De ‘Hudson’ (294 ton) uit 1939, was de nieuwste sleepboot van L. Smit & Co. Deze motorsleepboot met een vermogen van 750 pk, stond vanaf de oplevering in juli 1939 ongeveer tien jaar onder bevel van kapitein B. C. Weltevreden en zou tijdens de oorlogsjaren uitstekend werk doen.

Na de oplevering van de ‘Hudson’ werd eerst een soort promotiereis voor de scheepvaartagenten gemaakt naar en rond Afrika met vertrek van Rotterdam op 15 juli 1939 en voer men via Brixham, Gibraltar, Marseille, terug naar Gibraltar, Algiers, Beira (Mozambique), Kaapstad, Vincent en Falmouth. Op 5 december 1939 was de ‘Hudson’ met kapitein Weltevreden, eerste stuurman L. Westdijk en zijn bemanning terug in Maassluis.
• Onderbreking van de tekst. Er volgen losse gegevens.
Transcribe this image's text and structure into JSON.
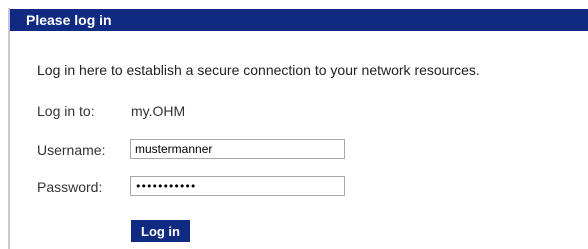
{
  "header": {
    "title": "Please log in"
  },
  "intro": {
    "text": "Log in here to establish a secure connection to your network resources."
  },
  "form": {
    "login_to_label": "Log in to:",
    "login_to_value": "my.OHM",
    "username_label": "Username:",
    "username_value": "mustermanner",
    "password_label": "Password:",
    "password_value": "•••••••••••",
    "submit_label": "Log in"
  },
  "colors": {
    "header_bg": "#0f2a80",
    "button_bg": "#0f2a80",
    "header_text": "#ffffff"
  }
}
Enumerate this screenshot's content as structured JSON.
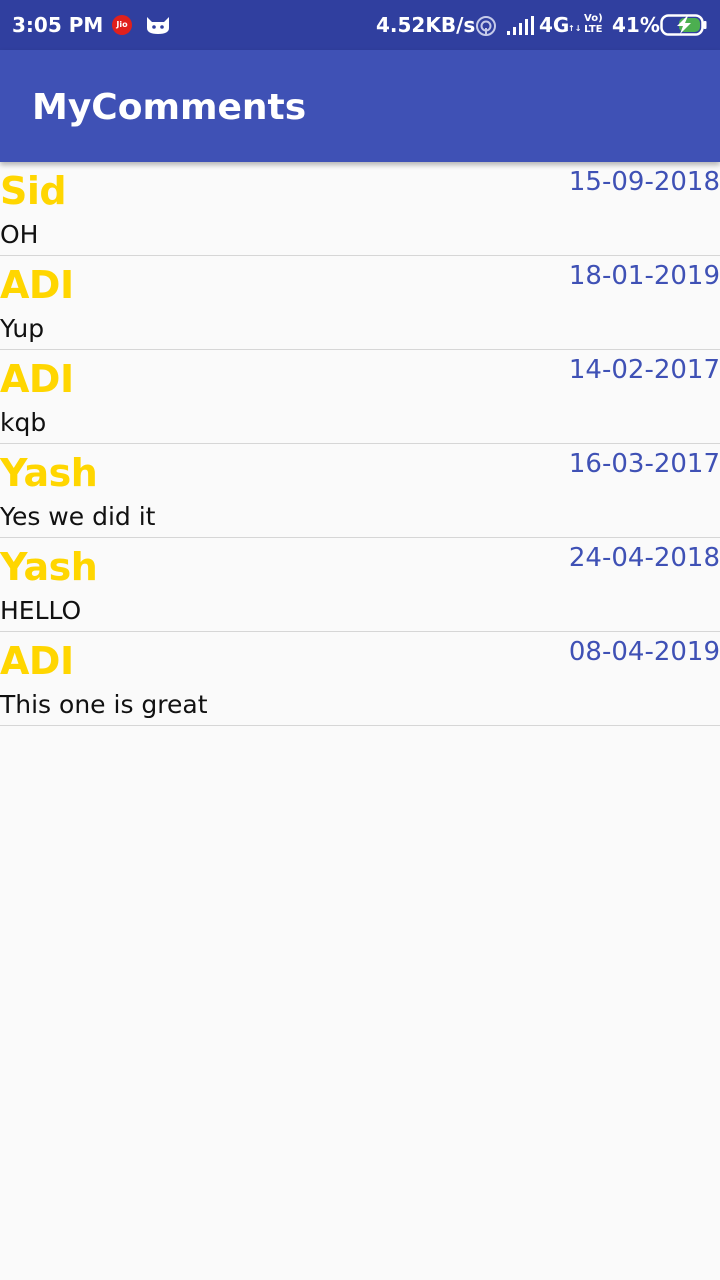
{
  "status_bar": {
    "time": "3:05 PM",
    "carrier_badge": "Jio",
    "net_speed": "4.52KB/s",
    "network_type": "4G",
    "network_sup": "↑↓",
    "volte_line1": "Vo)",
    "volte_line2": "LTE",
    "battery_percent": "41%",
    "icons": [
      "jio-icon",
      "cat-notification-icon",
      "hotspot-icon",
      "signal-icon",
      "battery-charging-icon"
    ]
  },
  "app_bar": {
    "title": "MyComments",
    "color": "#3f51b5"
  },
  "colors": {
    "status_bar": "#303f9f",
    "name": "#ffd600",
    "date": "#3f51b5",
    "background": "#fafafa"
  },
  "comments": [
    {
      "name": "Sid",
      "date": "15-09-2018",
      "text": "OH"
    },
    {
      "name": "ADI",
      "date": "18-01-2019",
      "text": "Yup"
    },
    {
      "name": "ADI",
      "date": "14-02-2017",
      "text": "kqb"
    },
    {
      "name": "Yash",
      "date": "16-03-2017",
      "text": "Yes we did it"
    },
    {
      "name": "Yash",
      "date": "24-04-2018",
      "text": "HELLO"
    },
    {
      "name": "ADI",
      "date": "08-04-2019",
      "text": "This one is great"
    }
  ]
}
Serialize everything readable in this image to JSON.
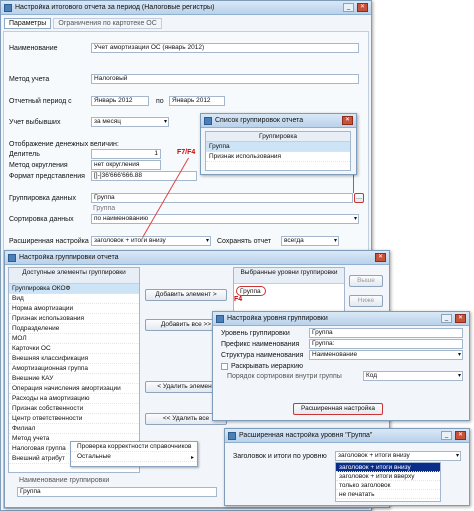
{
  "main": {
    "title": "Настройка итогового отчета за период (Налоговые регистры)",
    "tabs": [
      "Параметры",
      "Ограничения по картотеке ОС"
    ],
    "name_label": "Наименование",
    "name_value": "Учет амортизации ОС (январь 2012)",
    "method_label": "Метод учета",
    "method_value": "Налоговый",
    "period_label": "Отчетный период с",
    "period_from": "Январь 2012",
    "period_to_label": "по",
    "period_to": "Январь 2012",
    "entries_label": "Учет выбывших",
    "entries_value": "за месяц",
    "money_label": "Отображение денежных величин:",
    "divider_label": "Делитель",
    "divider_value": "1",
    "rounding_label": "Метод округления",
    "rounding_value": "нет округления",
    "format_label": "Формат представления",
    "format_value": "[]-]36'666'666.88",
    "grouping_label": "Группировка данных",
    "grouping_value": "Группа",
    "grouping_sub": "Группа",
    "sort_label": "Сортировка данных",
    "sort_value": "по наименованию",
    "ext_label": "Расширенная настройка",
    "ext_value": "заголовок + итоги внизу",
    "save_label": "Сохранять отчет",
    "save_value": "всегда"
  },
  "popup_list": {
    "title": "Список группировок отчета",
    "header": "Группировка",
    "items": [
      "Группа",
      "Признак использования"
    ]
  },
  "group_settings": {
    "title": "Настройка группировки отчета",
    "available_header": "Доступные элементы группировки",
    "items": [
      "Группировка ОКОФ",
      "Вид",
      "Норма амортизации",
      "Признак использования",
      "Подразделение",
      "МОЛ",
      "Карточки ОС",
      "Внешняя классификация",
      "Амортизационная группа",
      "Внешние КАУ",
      "Операция начисления амортизации",
      "Расходы на амортизацию",
      "Признак собственности",
      "Центр ответственности",
      "Филиал",
      "Метод учета",
      "Налоговая группа",
      "Внешний атрибут"
    ],
    "add_btn": "Добавить элемент >",
    "add_all_btn": "Добавить все >>",
    "remove_btn": "< Удалить элемент",
    "remove_all_btn": "<< Удалить все",
    "selected_header": "Выбранные уровни группировки",
    "selected_items": [
      "Группа"
    ],
    "up_btn": "Выше",
    "down_btn": "Ниже",
    "name_label": "Наименование группировки",
    "name_value": "Группа"
  },
  "context_menu": {
    "items": [
      "Проверка корректности справочников",
      "Остальные"
    ]
  },
  "level_settings": {
    "title": "Настройка уровня группировки",
    "level_label": "Уровень группировки",
    "level_value": "Группа",
    "prefix_label": "Префикс наименования",
    "prefix_value": "Группа:",
    "structure_label": "Структура наименования",
    "structure_value": "Наименование",
    "hide_label": "Раскрывать иерархию",
    "sort_label": "Порядок сортировки внутри группы",
    "sort_value": "Код",
    "ext_btn": "Расширенная настройка"
  },
  "ext_settings": {
    "title": "Расширенная настройка уровня \"Группа\"",
    "label": "Заголовок и итоги по уровню",
    "value": "заголовок + итоги внизу",
    "options": [
      "заголовок + итоги внизу",
      "заголовок + итоги вверху",
      "только заголовок",
      "не печатать"
    ]
  },
  "annotations": {
    "f7f4": "F7/F4",
    "f4": "F4"
  }
}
In de tweede helft van mei 1940 bevonden zich dertien Nederlandse zeeslepers in Britse of andere wateren. Tien van L. Smit & Co, twee van Wijsmuller en één van Doeksen. Zeven slepers wisten bijtijds uit Nederland te ontsnappen en zes slepers waaronder de ‘Hudson’ bevonden zich reeds buitengaats. Sommige van de Nederlandse sleepboten waren reeds vóór de Duitse inval in Nederland door de Engelsen gehuurd, terwijl later - ten aanzien van enige andere - speciale afspraken werden gemaakt. De ‘Donau’ en de ‘Roode Zee’, van L. Smit & Co, waren in maart en april door de Britse regering onder time-chartercondities ingehuurd en respectievelijk. in Freetown in het huidige Sierra Leone en Bermuda gestationeerd. Vijf andere boten van hetzelfde slepersbedrijf waaronder de befaamde ‘Zwarte Zee’, alsmede de ‘Amsterdam’ van de firma Weismuller, werden kort na de meidagen door de Admiralty gehuurd voor reddings - en brandbestrijdingsdiensten op de Britse westkust en ingedeeld bij de 'Rescue Tug Section'.van de Britse Admiraliteit. De ‘Hudson’, de ‘Ebro’ en de ‘Lauwerzee’ bleven ter beschikking van het Ministry of Shipping. De ‘Hudson’ van L. Smit & Co voerde na de capitulatie van Nederland enkele reizen uit voor Franse rekening en werd dus later door de Engelsen gecharterd. De ‘Ebro’werd voor sleepwerk op de zuidwest - en westkust van Engeland ingezet. Alle sleepboten onder Nederlandse vlag die bij de ‘Sea Rescue Section’ waren ingedeeld, kregen een Britse verbindingsofficier, een seiner en Britse gunners aanboord, allen van de Royal Navy. Zij stonden onder een hoge Britse marine-officier in diverse bases, die over de ‘recue-tugs’ ging. Dit kon een Commander, Captain, Commodore of zelfs Admiral zijn, afhankelijk van zijn standplaats Alle Nederlandse slepers in geallieerde dienst werden overgeschilderd in grijze oorlogskleuren. Alleen de ‘Thames’ van kapitein Barend ‘t-Hart bleef de bauwe band van Smit in de schoorsteen voeren, aangezien de gezagvoerder hardnekkig weigerde deze te verwijderen.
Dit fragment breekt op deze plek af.